Flatten Binary Tree to Linked List
Flatten a binary tree to a fake “linked list” in pre-order traversal.
Question
Flatten a binary tree to a fake “linked list” in pre-order traversal.
Here we use the right pointer in TreeNode as the next pointer in ListNode.
Example:
Input:{1,2,5,3,4,#,6}
Output:{1,#,2,#,3,#,4,#,5,#,6}
Explanation:
1
/ \
2 5
/ \ \
3 4 6
1
\
2
\
3
\
4
\
5
\
6
Input:{1}
Output:{1}
Explanation:
1
1
Analyzation
Recursion
This problem can be divided into two parts: left subtree and right subtree.
Firstly, flatten the left subtree and right subtree using recursion.
Secondly, save the right subtree into temp and connect the left subtree to the root and put left subtree to None.
Thirdly, go to the very right node of the tree (this is the flattened left subtree) and connect the original flattened right subtree and we are done.
The Code
class Solution:
"""
@param root: a TreeNode, the root of the binary tree
@return: nothing
"""
def flatten(self, root):
# write your code here
self.flatten_and_return_last_node(root)
# restructure and return last node in preorder
def flatten_and_return_last_node(self, root):
if root is None:
return None
# flatten the left subtree
self.flatten_and_return_last_node(root.left)
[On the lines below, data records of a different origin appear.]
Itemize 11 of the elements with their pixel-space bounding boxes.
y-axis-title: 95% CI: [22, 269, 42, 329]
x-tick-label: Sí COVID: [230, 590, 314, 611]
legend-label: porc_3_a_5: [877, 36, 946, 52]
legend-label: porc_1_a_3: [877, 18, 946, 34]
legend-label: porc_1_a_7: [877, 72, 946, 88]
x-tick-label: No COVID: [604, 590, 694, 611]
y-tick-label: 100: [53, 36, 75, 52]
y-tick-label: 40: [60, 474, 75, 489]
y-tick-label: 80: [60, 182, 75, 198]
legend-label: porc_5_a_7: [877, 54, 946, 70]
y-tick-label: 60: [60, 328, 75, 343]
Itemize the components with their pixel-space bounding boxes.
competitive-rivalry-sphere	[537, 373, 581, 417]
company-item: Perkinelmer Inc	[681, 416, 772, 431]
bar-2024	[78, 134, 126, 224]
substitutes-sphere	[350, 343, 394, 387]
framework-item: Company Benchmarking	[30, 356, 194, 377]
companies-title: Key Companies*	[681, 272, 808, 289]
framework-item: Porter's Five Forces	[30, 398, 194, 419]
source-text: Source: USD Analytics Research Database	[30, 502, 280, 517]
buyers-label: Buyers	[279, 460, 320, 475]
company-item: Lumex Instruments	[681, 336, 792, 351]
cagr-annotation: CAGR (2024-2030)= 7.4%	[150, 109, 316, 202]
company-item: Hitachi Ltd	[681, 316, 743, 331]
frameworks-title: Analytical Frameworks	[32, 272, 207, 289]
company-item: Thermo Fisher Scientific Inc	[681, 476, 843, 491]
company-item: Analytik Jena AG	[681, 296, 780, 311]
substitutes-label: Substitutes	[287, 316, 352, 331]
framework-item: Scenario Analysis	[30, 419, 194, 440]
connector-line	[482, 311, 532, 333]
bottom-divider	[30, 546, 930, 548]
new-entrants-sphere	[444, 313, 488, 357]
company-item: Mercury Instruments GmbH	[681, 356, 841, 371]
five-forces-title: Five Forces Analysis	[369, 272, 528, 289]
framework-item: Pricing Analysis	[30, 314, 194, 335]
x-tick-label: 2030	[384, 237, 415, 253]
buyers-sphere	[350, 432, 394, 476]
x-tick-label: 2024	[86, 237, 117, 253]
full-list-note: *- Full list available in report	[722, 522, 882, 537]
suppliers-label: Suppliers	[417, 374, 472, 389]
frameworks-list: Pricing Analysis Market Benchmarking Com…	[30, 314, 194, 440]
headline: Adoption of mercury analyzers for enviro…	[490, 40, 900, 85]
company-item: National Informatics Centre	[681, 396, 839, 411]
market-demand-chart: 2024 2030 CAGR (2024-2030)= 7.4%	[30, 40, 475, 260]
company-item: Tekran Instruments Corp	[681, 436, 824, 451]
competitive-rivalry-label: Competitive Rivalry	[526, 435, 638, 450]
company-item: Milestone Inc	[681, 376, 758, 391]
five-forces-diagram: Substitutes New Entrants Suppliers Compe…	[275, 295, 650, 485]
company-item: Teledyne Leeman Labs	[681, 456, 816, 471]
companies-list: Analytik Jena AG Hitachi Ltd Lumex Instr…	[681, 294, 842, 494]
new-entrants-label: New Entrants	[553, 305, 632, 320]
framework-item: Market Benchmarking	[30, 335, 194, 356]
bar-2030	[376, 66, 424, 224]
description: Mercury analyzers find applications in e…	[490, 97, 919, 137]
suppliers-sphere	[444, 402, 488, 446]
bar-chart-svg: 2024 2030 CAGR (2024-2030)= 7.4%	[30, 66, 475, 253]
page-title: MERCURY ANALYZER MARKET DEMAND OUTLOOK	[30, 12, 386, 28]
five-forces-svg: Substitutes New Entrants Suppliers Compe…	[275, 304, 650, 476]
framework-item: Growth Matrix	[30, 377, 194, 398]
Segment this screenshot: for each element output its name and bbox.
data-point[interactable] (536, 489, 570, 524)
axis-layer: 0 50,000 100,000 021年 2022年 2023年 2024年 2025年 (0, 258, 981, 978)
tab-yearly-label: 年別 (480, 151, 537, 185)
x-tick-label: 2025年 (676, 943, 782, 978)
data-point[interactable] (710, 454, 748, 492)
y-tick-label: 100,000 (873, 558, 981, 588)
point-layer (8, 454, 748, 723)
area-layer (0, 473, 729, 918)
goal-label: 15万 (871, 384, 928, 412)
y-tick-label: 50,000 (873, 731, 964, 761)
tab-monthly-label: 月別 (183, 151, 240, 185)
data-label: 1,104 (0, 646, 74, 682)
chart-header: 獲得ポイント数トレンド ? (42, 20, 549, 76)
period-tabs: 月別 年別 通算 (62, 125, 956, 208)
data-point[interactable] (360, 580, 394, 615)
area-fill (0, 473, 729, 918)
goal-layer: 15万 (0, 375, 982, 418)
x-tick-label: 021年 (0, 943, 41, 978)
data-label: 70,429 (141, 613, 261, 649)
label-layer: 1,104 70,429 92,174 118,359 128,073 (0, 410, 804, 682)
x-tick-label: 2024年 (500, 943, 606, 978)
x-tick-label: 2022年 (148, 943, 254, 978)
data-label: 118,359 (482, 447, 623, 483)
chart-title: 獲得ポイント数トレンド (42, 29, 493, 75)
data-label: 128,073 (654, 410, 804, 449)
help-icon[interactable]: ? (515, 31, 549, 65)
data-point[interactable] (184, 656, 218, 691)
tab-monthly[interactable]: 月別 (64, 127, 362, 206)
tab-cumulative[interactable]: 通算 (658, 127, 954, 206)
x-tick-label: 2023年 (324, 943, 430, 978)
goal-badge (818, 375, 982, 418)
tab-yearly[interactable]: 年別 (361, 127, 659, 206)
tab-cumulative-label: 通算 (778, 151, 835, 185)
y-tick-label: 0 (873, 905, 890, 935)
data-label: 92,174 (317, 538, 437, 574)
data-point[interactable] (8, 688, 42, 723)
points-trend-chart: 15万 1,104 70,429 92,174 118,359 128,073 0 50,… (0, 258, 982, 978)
# flatten the right subtree
self.flatten_and_return_last_node(root.right)
# save the right subtree as temp
temp = root.right
# make the right subtree as left subtree
root.right = root.left
# make the left subtree as None
root.left = None
# go to the very right node (the flattened left subtree)
while (root.right):
root = root.right
# connect the original right subtree to the new tree
root.right = temp
return root.right
Time & Space Complexity
- Time complexity: O(n). Remember that the best case of a Binary Tree is O(logn) since it is a balanced tree but the worst case is O(n) because it can skew to only one side.
- Space complexity: O(n). Remember that the space complexity is always about how many nodes there are in a Binary Tree. If the tree is well-balanced then it is O(logn) but the worst case will be O(n).